As I said, I immediately saw the dream’s relevance to a Mars-Nessus trine to my 12th house Nessus. The trine is a flowing aspect, and it was just like this vision of ‘potentially inappropriate sexual contact’ and violence and family pain had flowed right in out of nowhere; I rarely have such violent dreams. It’s been ages since I’ve been chased in a dream. And I don’t remember the last time I woke up feeling such desperation, panic and exhaustion in the pre-dawn darkness, like I did with this. For a moment, I wasn’t sure if someone wasn’t really trying to get at me energetically, and I said a little protection prayer just in case.
Or, as Eric asked, did I wake up or GROW up feeling such desperation? “You end[ed] up as a young adult with your body fending off all sex as if it were all an attack. That did not come out of nowhere,” he added.

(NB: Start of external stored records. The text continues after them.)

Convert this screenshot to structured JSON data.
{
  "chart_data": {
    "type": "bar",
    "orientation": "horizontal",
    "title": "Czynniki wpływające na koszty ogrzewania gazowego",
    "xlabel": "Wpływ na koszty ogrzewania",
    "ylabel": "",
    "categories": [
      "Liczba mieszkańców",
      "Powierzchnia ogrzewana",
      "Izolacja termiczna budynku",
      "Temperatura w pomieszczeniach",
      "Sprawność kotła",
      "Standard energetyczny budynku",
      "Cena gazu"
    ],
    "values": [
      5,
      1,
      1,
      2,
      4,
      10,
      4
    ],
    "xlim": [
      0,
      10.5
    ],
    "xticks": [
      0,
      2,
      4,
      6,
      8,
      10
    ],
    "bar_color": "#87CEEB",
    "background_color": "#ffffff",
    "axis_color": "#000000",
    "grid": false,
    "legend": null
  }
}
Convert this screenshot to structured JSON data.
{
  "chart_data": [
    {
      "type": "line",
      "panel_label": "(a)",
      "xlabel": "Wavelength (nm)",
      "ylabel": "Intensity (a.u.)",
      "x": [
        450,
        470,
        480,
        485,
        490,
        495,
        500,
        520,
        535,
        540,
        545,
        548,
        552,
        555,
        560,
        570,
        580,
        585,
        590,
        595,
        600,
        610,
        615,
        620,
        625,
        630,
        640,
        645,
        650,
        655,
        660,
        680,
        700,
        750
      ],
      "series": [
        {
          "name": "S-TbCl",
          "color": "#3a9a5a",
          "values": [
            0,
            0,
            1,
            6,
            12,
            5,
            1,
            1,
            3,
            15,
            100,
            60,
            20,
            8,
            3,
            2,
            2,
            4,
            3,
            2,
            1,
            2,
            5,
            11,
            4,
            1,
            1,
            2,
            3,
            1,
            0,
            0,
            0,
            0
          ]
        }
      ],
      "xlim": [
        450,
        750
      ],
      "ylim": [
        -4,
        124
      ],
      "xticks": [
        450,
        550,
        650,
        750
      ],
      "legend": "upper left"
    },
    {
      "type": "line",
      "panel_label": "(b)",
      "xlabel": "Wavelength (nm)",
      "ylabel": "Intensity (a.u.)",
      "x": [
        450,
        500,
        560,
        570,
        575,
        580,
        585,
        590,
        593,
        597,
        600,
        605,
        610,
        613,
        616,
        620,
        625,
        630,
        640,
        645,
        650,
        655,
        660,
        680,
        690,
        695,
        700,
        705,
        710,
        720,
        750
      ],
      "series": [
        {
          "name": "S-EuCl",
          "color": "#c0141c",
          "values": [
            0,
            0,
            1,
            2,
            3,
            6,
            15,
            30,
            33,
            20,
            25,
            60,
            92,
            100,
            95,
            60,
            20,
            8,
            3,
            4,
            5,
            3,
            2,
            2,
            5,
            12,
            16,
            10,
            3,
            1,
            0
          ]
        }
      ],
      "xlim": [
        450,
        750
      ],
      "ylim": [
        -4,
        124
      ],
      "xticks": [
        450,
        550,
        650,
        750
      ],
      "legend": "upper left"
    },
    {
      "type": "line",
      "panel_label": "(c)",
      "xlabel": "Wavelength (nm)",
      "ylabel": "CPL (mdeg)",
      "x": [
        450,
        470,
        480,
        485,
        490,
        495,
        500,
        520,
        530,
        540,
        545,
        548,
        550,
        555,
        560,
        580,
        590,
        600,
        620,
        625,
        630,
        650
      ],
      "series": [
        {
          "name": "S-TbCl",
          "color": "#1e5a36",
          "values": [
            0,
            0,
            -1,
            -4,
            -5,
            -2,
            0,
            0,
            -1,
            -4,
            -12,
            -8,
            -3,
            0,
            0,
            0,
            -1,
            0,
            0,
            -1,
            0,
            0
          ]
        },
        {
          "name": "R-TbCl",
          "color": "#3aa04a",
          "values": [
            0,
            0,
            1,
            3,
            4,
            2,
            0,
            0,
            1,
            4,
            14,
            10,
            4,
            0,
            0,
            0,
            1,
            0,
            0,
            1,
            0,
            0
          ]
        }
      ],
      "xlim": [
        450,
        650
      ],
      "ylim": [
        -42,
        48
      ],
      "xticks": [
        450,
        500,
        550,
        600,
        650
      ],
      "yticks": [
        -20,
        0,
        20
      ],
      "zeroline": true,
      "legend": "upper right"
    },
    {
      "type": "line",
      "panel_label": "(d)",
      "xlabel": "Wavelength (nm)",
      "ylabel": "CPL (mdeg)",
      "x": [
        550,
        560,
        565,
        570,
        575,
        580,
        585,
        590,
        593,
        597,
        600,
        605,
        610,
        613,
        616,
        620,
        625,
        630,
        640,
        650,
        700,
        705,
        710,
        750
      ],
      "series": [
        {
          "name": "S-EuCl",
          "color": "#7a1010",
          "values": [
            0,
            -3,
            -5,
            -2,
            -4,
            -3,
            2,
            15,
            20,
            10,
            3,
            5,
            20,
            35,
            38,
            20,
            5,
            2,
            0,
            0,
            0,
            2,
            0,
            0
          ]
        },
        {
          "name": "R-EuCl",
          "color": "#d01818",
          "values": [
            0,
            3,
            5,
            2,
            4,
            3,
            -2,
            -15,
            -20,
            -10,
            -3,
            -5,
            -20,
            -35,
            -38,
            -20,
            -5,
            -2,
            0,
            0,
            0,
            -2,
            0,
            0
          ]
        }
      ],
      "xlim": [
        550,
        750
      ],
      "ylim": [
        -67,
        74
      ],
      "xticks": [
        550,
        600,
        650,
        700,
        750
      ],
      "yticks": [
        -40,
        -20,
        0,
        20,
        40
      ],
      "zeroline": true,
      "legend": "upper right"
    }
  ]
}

I don’t have any rape in my personal history, and no sexual abuse in my immediate family. But what I do have is a mother whose views on sexuality and relationships is very different from my own — and it took a while to sort that out. She warned me when I went off to college never to be alone in a dorm room with a guy at school, for fear of date rape. She herself waited until she got married to have sex — and put forth the idea that when a young woman gives up her virginity thinking that the guy is going to marry her, and then he doesn’t, the heartbreak is devastating.
And of course, as in many families, there is much else around sex and relationships that slides under the radar into children’s psyches and senses of self. Ideas get assimilated as our own, until some sort of healing crisis puts it into sharp relief so it can be seen for what it is.
For me, as Eric’s comments suggested, this sticky, shadowy morass, passed along through my family and with roots going back however long, expressed itself in a decade of sexual dysfunction after my first serious college relationship broke up. That is its own long story; suffice to say, a normal (but unrecognized) infection led to painful sex, which contributed to a breakup. The next thing I knew, my body internalized it all — and I had no idea what was wrong for a very long time.
Now, every once in a while, my subconscious unlocks or illustrates a piece of the bigger gestalt, including the astrology. This one has it all: the group thing and group think, with my mother and brother refusing to help (Aquarius). The issues of rape, sexual violence and ‘passing the buck’ are present (Nessus). As Eric put it, “For Mom, the rape issue comes home — but SHE IS NOT GOING TO DEAL WITH IT.” I have to take action to fight for my own life (Mars) in the midst of it all.
Oh — and that part with the chef in the kitchen? Well, just as I was waking up from the dream, the transiting Gemini Moon had just conjoined the asteroid Ceres, represented by the goddess of agriculture and nourishment, which is presently conjunct my South lunar node — the one that’s about past life karma. And my current partner, angry at himself for not being able to take action and protect me, has his natal Mars right there.
As serious and meaningful as this dream was, at a certain point, I just have to laugh at the comic genius of the universe — and my own subconscious healing abilities. Then I try to figure out how to work with it all consciously.